You can't read it here in the compressed image, but on the bottom he wrote: No one wants to know the ugly truth. This hits on the theme that no one in power wanted to own up to either the murder or the conditions that gave incentive for the murder.

And here Eeshman gets at why we write mysteries. Because in our worlds, we want to believe that although it's a struggle, the good guys will eventually expose the truth. That the flashlight will shine.

Okay, so this was my favorite fan letter ever, but I know there are a lot of writers out there who read this blog, so come on, now it's your turn: Tell us about your favorite fan letter.

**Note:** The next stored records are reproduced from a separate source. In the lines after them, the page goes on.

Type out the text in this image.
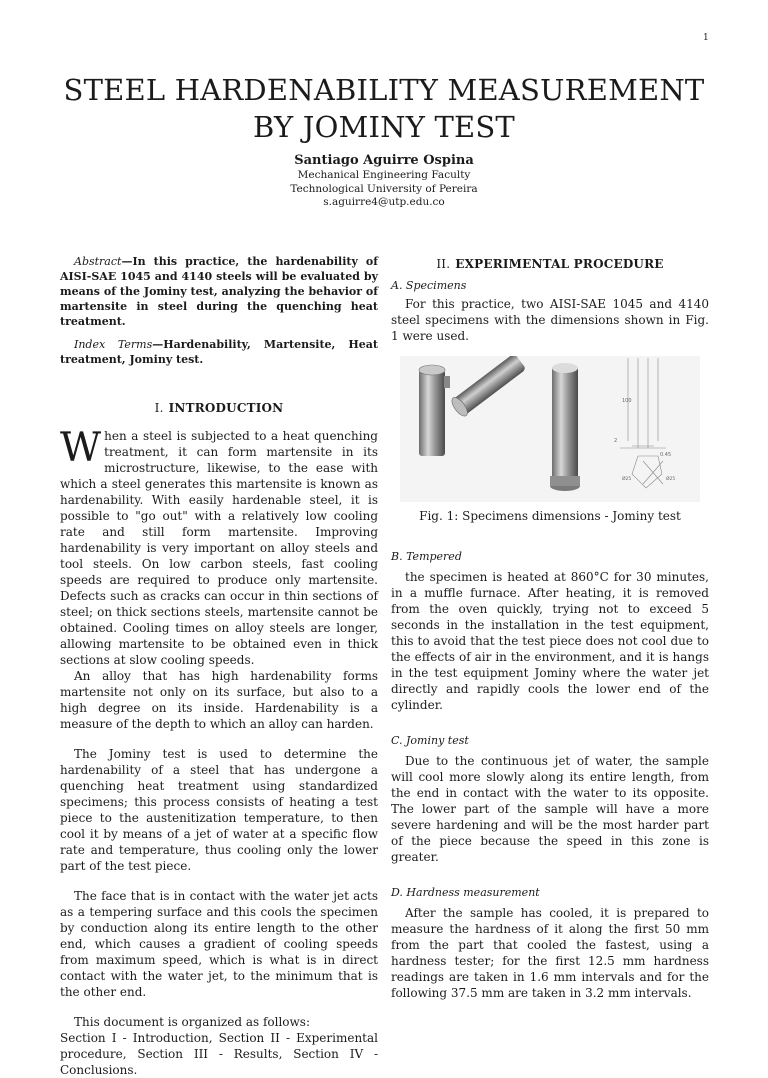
1
STEEL HARDENABILITY MEASUREMENT BY JOMINY TEST
Santiago Aguirre Ospina
Mechanical Engineering Faculty
Technological University of Pereira
s.aguirre4@utp.edu.co

Abstract—In this practice, the hardenability of AISI-SAE 1045 and 4140 steels will be evaluated by means of the Jominy test, analyzing the behavior of martensite in steel during the quenching heat treatment.

Index Terms—Hardenability, Martensite, Heat treatment, Jominy test.

I. INTRODUCTION

When a steel is subjected to a heat quenching treatment, it can form martensite in its microstructure, likewise, to the ease with which a steel generates this martensite is known as hardenability. With easily hardenable steel, it is possible to "go out" with a relatively low cooling rate and still form martensite. Improving hardenability is very important on alloy steels and tool steels. On low carbon steels, fast cooling speeds are required to produce only martensite. Defects such as cracks can occur in thin sections of steel; on thick sections steels, martensite cannot be obtained. Cooling times on alloy steels are longer, allowing martensite to be obtained even in thick sections at slow cooling speeds.

An alloy that has high hardenability forms martensite not only on its surface, but also to a high degree on its inside. Hardenability is a measure of the depth to which an alloy can harden.

The Jominy test is used to determine the hardenability of a steel that has undergone a quenching heat treatment using standardized specimens; this process consists of heating a test piece to the austenitization temperature, to then cool it by means of a jet of water at a specific flow rate and temperature, thus cooling only the lower part of the test piece.

The face that is in contact with the water jet acts as a tempering surface and this cools the specimen by conduction along its entire length to the other end, which causes a gradient of cooling speeds from maximum speed, which is what is in direct contact with the water jet, to the minimum that is the other end.

This document is organized as follows:

Section I - Introduction, Section II - Experimental procedure, Section III - Results, Section IV - Conclusions.

II. EXPERIMENTAL PROCEDURE

A. Specimens

For this practice, two AISI-SAE 1045 and 4140 steel specimens with the dimensions shown in Fig. 1 were used.

100
2
0.45
Ø25	Ø25

Fig. 1: Specimens dimensions - Jominy test

B. Tempered

the specimen is heated at 860°C for 30 minutes, in a muffle furnace. After heating, it is removed from the oven quickly, trying not to exceed 5 seconds in the installation in the test equipment, this to avoid that the test piece does not cool due to the effects of air in the environment, and it is hangs in the test equipment Jominy where the water jet directly and rapidly cools the lower end of the cylinder.

C. Jominy test

Due to the continuous jet of water, the sample will cool more slowly along its entire length, from the end in contact with the water to its opposite. The lower part of the sample will have a more severe hardening and will be the most harder part of the piece because the speed in this zone is greater.

D. Hardness measurement

After the sample has cooled, it is prepared to measure the hardness of it along the first 50 mm from the part that cooled the fastest, using a hardness tester; for the first 12.5 mm hardness readings are taken in 1.6 mm intervals and for the following 37.5 mm are taken in 3.2 mm intervals.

Or if you are a fan, tell us if and when you were compelled to send a fan letter.

Below are the attributions for the images used.

http://i2.paultan.org/mazda3/m3s1.jpg: White sedan.

http://en.wikipedia.org/wiki/File:Seal_of_Rhode_Island.svg: The seal of Rhode Island.

http://i38.tinypic.com/xn9t7t.jpg: Anna Torv, who stars at the show Fringe on FOX, as Hallie.

http://tv.yahoo.com/the-x-files/show/273/photos/9: The actor Mitche Pileggi in the X-Files series represents Leonard of Late Night.

http://l.yimg.com/l/tv/us/img/site/10/62/0000061062_20090910164904.jpg: This picture represents prosecutor attorney general Matt. It is Joshua Jackson, also from a FOX TV series Fringe.

http://www.wlcntv.com/media/uploads/articles/police_cruiser.jpg: This is the background picture the brick wall and a police cruiser light flashing.

And thanks again Eeshmam, for one of my very favorite Christmas presents this year!